Cezaevinde bulunan kantinlerde tutukluların aldıkları eşyaların tekrar cezaevi idaresi tarafından alıkonulduğu belirten mektupta, "Cezaevlerinde bulunan kantinde satılan ve yasal olan kendi paramızla aldığımız birçok eşyamız arama esnasında elimizden alınmaktadır. Cezaevi kurumu tarafından tutuklulara verilmediği battaniye, yastık, nevresim takımını biz kendi imkanlarımızla aldık ama arama esnasında bizden aldılar. Hem satıyorlar, hem alıyorlar hem de bunun üzerine de bizi gasp ediyorlar. Bununla ilgili idare ile görüştüğümüzde hakkımızı aradığımızda haksız duruma düşüyoruz. Bu olaylara yasal olarak tepki verdiğimizde de disiplin cezalarıyla tehdit ediliyoruz. Ayrıca sabah sayımlarında koğuşun içerisine yirmi otuz kişi girerek askeri cezaevindeymişiz gibi 'sayımda hazır olun' şeklinde sayım alınmaktadır. Her sayım esnasında da bulunduğumuz koğuşlar aranmaktadır. Sorunlarımız bunlarla da yetinmemektedir. Bizler 24 saat boyunca 10 metrelik alanda 11 kişi yaşam sürdürmekteyiz. Görüş günlerinde hariç sürekli bulunduğumuz koğuştayız. Hiç bir faaliyetten yararlanamıyoruz ya da tarafımıza uygulanmıyor. Bizler artık bu tür psikolojik baskı ve haksızlıklara maruz kalmak istemiyoruz. Bizim bu yaşadıklarımız insanlık onuruna sığmamaktadır. Bizler bir an önce bu tür sorunların çözülmesini ve psikolojik baskıların artık uygulanmamasını istiyoruz. Umarız bu şikayetlerimizi Adalet Bakanlığı duyar ve gereğini yapmaları gerekir" ifadelerine yer verildi.
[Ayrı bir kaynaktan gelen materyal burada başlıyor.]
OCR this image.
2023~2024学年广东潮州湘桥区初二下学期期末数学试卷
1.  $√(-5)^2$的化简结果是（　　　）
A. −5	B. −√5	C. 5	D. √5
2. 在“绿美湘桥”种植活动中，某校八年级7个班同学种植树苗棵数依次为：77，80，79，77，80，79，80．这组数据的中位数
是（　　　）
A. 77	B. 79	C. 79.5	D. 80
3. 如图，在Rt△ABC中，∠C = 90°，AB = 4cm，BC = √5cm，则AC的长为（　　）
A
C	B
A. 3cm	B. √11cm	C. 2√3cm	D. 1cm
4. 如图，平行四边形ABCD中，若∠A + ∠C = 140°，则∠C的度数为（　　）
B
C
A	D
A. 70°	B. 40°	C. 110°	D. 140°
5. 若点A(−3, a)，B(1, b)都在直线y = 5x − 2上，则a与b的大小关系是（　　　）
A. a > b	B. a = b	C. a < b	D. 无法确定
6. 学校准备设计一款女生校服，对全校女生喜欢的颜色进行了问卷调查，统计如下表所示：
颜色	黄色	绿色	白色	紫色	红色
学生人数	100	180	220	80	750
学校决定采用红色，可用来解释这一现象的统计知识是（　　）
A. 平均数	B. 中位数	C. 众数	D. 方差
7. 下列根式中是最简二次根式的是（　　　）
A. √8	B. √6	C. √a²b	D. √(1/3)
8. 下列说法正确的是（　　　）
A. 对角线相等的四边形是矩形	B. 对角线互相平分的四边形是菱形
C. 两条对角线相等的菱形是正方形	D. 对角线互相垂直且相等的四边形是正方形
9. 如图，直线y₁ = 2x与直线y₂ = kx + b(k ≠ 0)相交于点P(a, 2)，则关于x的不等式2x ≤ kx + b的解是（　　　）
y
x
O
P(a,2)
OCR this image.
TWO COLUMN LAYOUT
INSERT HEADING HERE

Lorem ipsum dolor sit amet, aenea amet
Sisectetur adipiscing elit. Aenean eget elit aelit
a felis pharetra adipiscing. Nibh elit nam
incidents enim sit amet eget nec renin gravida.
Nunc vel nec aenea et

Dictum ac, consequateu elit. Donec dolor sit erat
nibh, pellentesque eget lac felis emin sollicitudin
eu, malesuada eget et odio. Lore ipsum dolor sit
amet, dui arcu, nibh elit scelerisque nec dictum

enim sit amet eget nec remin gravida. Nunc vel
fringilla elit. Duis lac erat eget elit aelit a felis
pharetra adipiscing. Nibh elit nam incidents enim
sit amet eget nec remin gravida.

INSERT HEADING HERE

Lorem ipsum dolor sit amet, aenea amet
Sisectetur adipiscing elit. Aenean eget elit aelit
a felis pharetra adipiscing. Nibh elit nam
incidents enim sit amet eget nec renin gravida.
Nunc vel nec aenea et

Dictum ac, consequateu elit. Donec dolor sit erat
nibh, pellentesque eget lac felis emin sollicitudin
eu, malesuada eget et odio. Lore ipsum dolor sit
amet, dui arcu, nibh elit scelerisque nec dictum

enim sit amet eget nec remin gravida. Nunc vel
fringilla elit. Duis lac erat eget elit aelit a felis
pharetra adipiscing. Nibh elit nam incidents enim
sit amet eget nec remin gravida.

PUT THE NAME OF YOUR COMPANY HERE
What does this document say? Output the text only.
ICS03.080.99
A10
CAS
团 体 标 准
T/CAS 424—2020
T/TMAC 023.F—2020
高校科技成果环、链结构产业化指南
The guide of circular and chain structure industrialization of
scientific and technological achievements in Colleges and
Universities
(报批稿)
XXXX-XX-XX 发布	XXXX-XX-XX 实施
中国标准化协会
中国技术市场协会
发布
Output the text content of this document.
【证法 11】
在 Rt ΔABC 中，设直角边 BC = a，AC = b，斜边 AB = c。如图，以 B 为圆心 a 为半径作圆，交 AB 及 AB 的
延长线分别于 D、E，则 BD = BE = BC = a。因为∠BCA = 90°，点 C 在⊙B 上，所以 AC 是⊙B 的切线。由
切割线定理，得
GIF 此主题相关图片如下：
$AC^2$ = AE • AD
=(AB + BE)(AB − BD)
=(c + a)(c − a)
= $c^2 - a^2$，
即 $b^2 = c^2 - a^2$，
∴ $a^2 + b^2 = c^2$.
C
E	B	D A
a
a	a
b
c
'Sorunları dile getirdiğimizde sürgün ediliyoruz'

Mahkemelere ve hastanelere elleri kelepçeli bir şekilde götürüldüklerini ve saatlerce adliye nezaretlerinde kelepçeli olarak bekletildiklerini kaydeden tutuklular, "Şimdiye kadar yazdığımız ve sorunlarımızı dile getirdiğimiz zaman ya disiplin cezaları verildi ya da sürgün edildik. Bununla ilgili bir örnek vermek istiyoruz. Koğuşumuzda yapılan bir arama esnasında ve bir çok koğuşlarda tutukluların yasal olan eşyalarını aldıklarından dolayı bir çok tutuklu tepki verirken, aramadan sonra bir çok tutuklu idare yetkililerini çağırarak yasal olan malzemelerini geri istediler. Buna rağmen birçok tutuklu hem darp ederek hem de birer yıl disiplin cezalarıyla cezalandırarak birçok tutukluyu sürgüne yolladılar. Sürgünler halen sürmektedir. Tutuklular sorunları dile getiriyor ama bu tür tehditler ve başka cezaevlerine dönük sürgünler olduğu için kendilerini ifade etmeye çekiniyorlar. Biz artık bu tür olayların önünün alınmasını istiyoruz. Ayrıca Adalet Bakanlığı'nın bazı açıklamalarını dinlediğimizde cezaevlerinde artık insanların rahat yaşayabileceği bir yer haline getireceklerini dile getirmişti. Bakanlığın açıklamalarının aksine yaşam şartları daha da zorlaşmaktadır. Bir an önce Adalet Bakanlığı'nın bu sorunlara çözüm bulmasını istiyoruz" dedi.